Staunton, April 9 – Pilar Bonet, the longtime Russian correspondent of Madrid’s El Pais newspaper, says that she has been shocked by how easy it has been for Soviet-style conformity to make a comeback under Vladimir Putin, a comeback that reflects more changes in the environment in which Russians live than in the Russians themselves.
In an interview with Svetlana Reyter of the Colta news portal, the respected observer of the Russian scene says that in recent times “it has become more difficult to find information or to speak with sources. As in Soviet times, people are suspicious of journalists and the number of sources is shrinking” (colta.ru/articles/society/17755).
But that is not the most important change, Bonet continues, noting that she “is struck by how people who were normal in the past have in breathtaking fashion made the transition” back to Soviet practices including double standards, hypocrisy and the elevation of the state to the status of the most important thing in their lives
One can understand why some people do this: they have their families and their careers to think about, she says. “But it is shocking how easily Soviet-style conformity has returned.

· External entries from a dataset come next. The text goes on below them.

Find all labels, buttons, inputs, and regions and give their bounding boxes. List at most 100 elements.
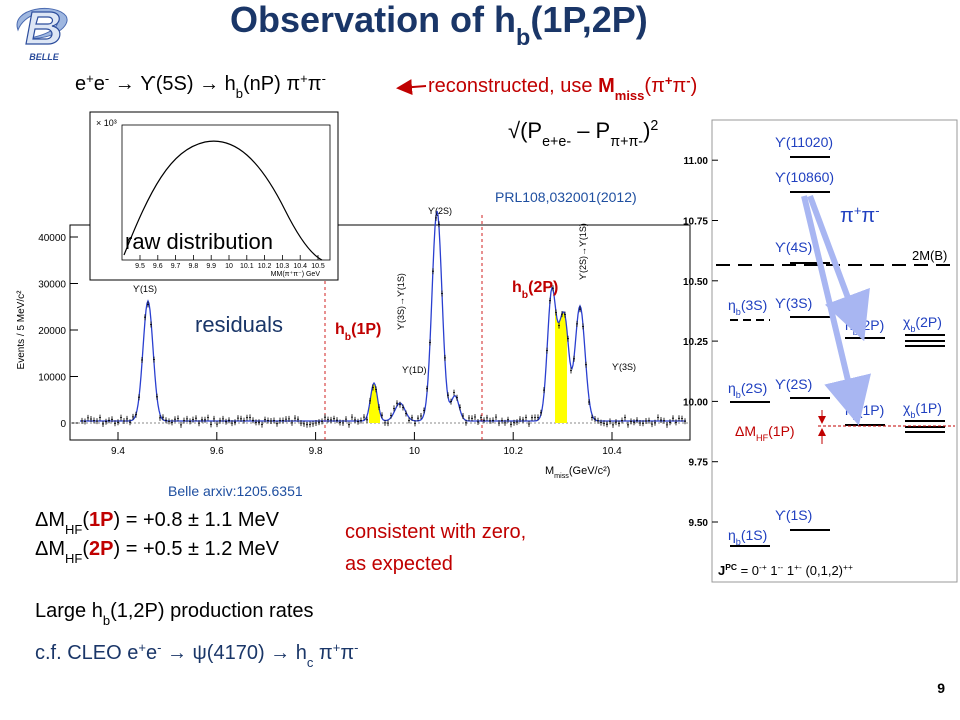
formula-part: ): [643, 118, 650, 143]
reaction-part: (nP) π: [243, 73, 300, 95]
signal-label-part: (2P): [528, 279, 558, 296]
jpc-label-part: 1: [767, 563, 778, 578]
y-tick-label: 20000: [38, 326, 66, 337]
comment: consistent with zero,: [345, 521, 526, 543]
cleo-part: -: [157, 640, 161, 655]
reaction-part: -: [105, 71, 109, 86]
annotation-part: +: [665, 73, 673, 88]
reaction-part: -: [322, 71, 326, 86]
result: ΔMHF(1P) = +0.8 ± 1.1 MeV: [35, 509, 280, 537]
result-part: ) = +0.5 ± 1.2 MeV: [114, 538, 280, 560]
cleo-part: -: [354, 640, 358, 655]
peak-label: ϒ(3S): [612, 362, 636, 372]
upsilon-label: ϒ(11020): [775, 134, 833, 150]
signal-label-part: h: [335, 321, 345, 338]
pions-label-part: π: [840, 205, 854, 227]
splitting-label-part: ΔM: [735, 423, 756, 439]
formula-part: π+π-: [610, 134, 643, 150]
jpc-label-part: --: [778, 562, 784, 572]
signal-label: hb(2P): [512, 279, 558, 301]
chi-label-part: χ: [903, 400, 911, 416]
level-tick-label: 10.25: [683, 337, 708, 348]
result-part: (: [82, 509, 89, 531]
pions-label-part: +: [854, 203, 862, 218]
result-part: 2P: [89, 538, 113, 560]
pions-label-part: π: [861, 205, 875, 227]
cleo-part: +: [333, 640, 341, 655]
cleo-part: c.f. CLEO e: [35, 642, 138, 664]
x-axis-label-part: miss: [554, 472, 569, 480]
residual-label: residuals: [195, 312, 283, 337]
upsilon-label: ϒ(1S): [775, 507, 812, 523]
inset-x-tick-label: 10.3: [276, 263, 290, 270]
pions-label: π+π-: [840, 203, 880, 228]
signal-label-part: (1P): [351, 321, 381, 338]
inset-x-tick-label: 10: [225, 263, 233, 270]
annotation-part: reconstructed, use: [428, 75, 598, 97]
chi-label-part: (1P): [915, 400, 941, 416]
formula-part: √(P: [508, 118, 542, 143]
cleo-part: c: [307, 655, 314, 670]
inset-frame: [89, 111, 339, 281]
formula-part: 2: [650, 118, 658, 134]
annotation-part: ): [691, 75, 698, 97]
cleo: c.f. CLEO e+e- → ψ(4170) → hc π+π-: [35, 640, 358, 670]
signal-label: hb(1P): [335, 321, 381, 343]
rates-part: b: [103, 613, 110, 628]
jpc-label: JPC = 0-+ 1-- 1+- (0,1,2)++: [718, 562, 853, 578]
inset-curve: [123, 140, 323, 261]
cleo-part: π: [340, 642, 354, 664]
splitting-label: ΔMHF(1P): [735, 423, 795, 443]
formula-part: – P: [571, 118, 610, 143]
rates: Large hb(1,2P) production rates: [35, 600, 314, 628]
reaction-part: e: [94, 73, 105, 95]
signal-label-part: h: [512, 279, 522, 296]
inset-x-tick-label: 9.6: [153, 263, 163, 270]
peak-label: ϒ(2S)→ϒ(1S): [578, 223, 588, 280]
x-axis-label-part: (GeV/c²): [569, 465, 611, 477]
comment: as expected: [345, 553, 453, 575]
reaction-part: +: [300, 71, 308, 86]
slide-title: Observation of hb(1P,2P): [230, 0, 648, 50]
y-tick-label: 30000: [38, 280, 66, 291]
chi-label: χb(1P): [903, 400, 942, 420]
hb-label-part: h: [845, 317, 853, 333]
signal-label-part: b: [345, 332, 351, 343]
eta-label-part: b: [736, 307, 741, 317]
jpc-label-part: (0,1,2): [802, 563, 843, 578]
inset-x-tick-label: 10.4: [293, 263, 307, 270]
threshold-label: 2M(B): [912, 248, 947, 263]
inset-x-tick-label: 10.1: [240, 263, 254, 270]
jpc-label-part: 1: [783, 563, 794, 578]
hb-label-part: (2P): [858, 317, 884, 333]
inset-x-tick-label: 9.5: [135, 263, 145, 270]
jpc-label-part: = 0: [737, 563, 759, 578]
inset-x-tick-label: 9.7: [171, 263, 181, 270]
hb-label: hb(2P): [845, 317, 884, 337]
fit-curve: [80, 210, 686, 422]
logo-letter: [25, 11, 61, 45]
result: ΔMHF(2P) = +0.5 ± 1.2 MeV: [35, 538, 280, 566]
source: Belle arxiv:1205.6351: [168, 483, 303, 499]
reaction-part: → ϒ(5S) → h: [109, 73, 236, 95]
eta-label-part: (2S): [741, 380, 767, 396]
chi-label-part: (2P): [915, 314, 941, 330]
y-tick-label: 40000: [38, 233, 66, 244]
reaction-part: π: [308, 73, 322, 95]
cleo-part: e: [146, 642, 157, 664]
result-part: (: [82, 538, 89, 560]
rates-part: (1,2P) production rates: [110, 600, 313, 622]
eta-label-part: η: [728, 380, 736, 396]
level-frame: [711, 119, 958, 583]
eta-label-part: η: [728, 297, 736, 313]
annotation-part: π: [672, 75, 686, 97]
peak-label: ϒ(1D): [402, 365, 426, 375]
transition-arrow: [807, 194, 870, 342]
inset-axes: [121, 124, 331, 261]
chi-label-part: χ: [903, 314, 911, 330]
annotation: reconstructed, use Mmiss(π+π-): [428, 73, 697, 103]
y-tick-label: 10000: [38, 373, 66, 384]
data-points: [81, 214, 686, 428]
annotation-part: M: [598, 75, 615, 97]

People who think and understand are playing in some kind of a theater” in which they know how they are expected to speak and act even though “internally, they have remained the same.”
That is true not just in Moscow but across the country, Bonet says, a journalist who has distinguished herself from other foreign correspondents by her frequent travels not only throughout the Russian Federation but also in the former Soviet republics. She adds that she couldn’t have remained in Russia so long if this larger space did not exist.
Indeed, she says, her travels outside of Moscow are “in a certain sense, a continuing search for answers” to questions that arise from living in the Russian capital.
Bonet says that “the imperial factor is very strong in Russia,” and it is far from clear when it will be overcome. But Putin’s statement in his address to the Federal Assembly that “when the Soviet Union collapsed, Russia lost a certain amount of territory and population” is worrisome because “Russia didn’t lose anything.”
“Even according to the USSR Constitution, this was a federal country, the republics of which had the right to leave the federation. That is exactly what they did in 1991. The republics acquired freedom, although it is another question how they have used it. But expressions of regret about the Soviet Union’s end together with pictures of new weapons is frightening.”
Asked why there has been a breakdown in relations between Russia and the West, Bonet suggests that “the current leadership of Russia has a large number of complexes. It seems to [her],” she says, “that they do not love themselves. At the same time, they want others to love them, but to promote this, their main instrument is only fear.”
One must remember, Bonet continues, “that Russia is not only Putin” and not only Moscow. Outsiders must consider more than Putin when they think about Russia, and those who cover that country must “get out of Moscow and consider things from a different point of view, especially now.”
And journalists must tell the truth, carefully distinguishing between “those whose who seek truth from propagandists. Recently, the two roles have been so mixed together that we do not know where the one ends and the other begins.” But despite the time pressures the Internet imposes, journalists along with others must make an effort to do so, she concludes.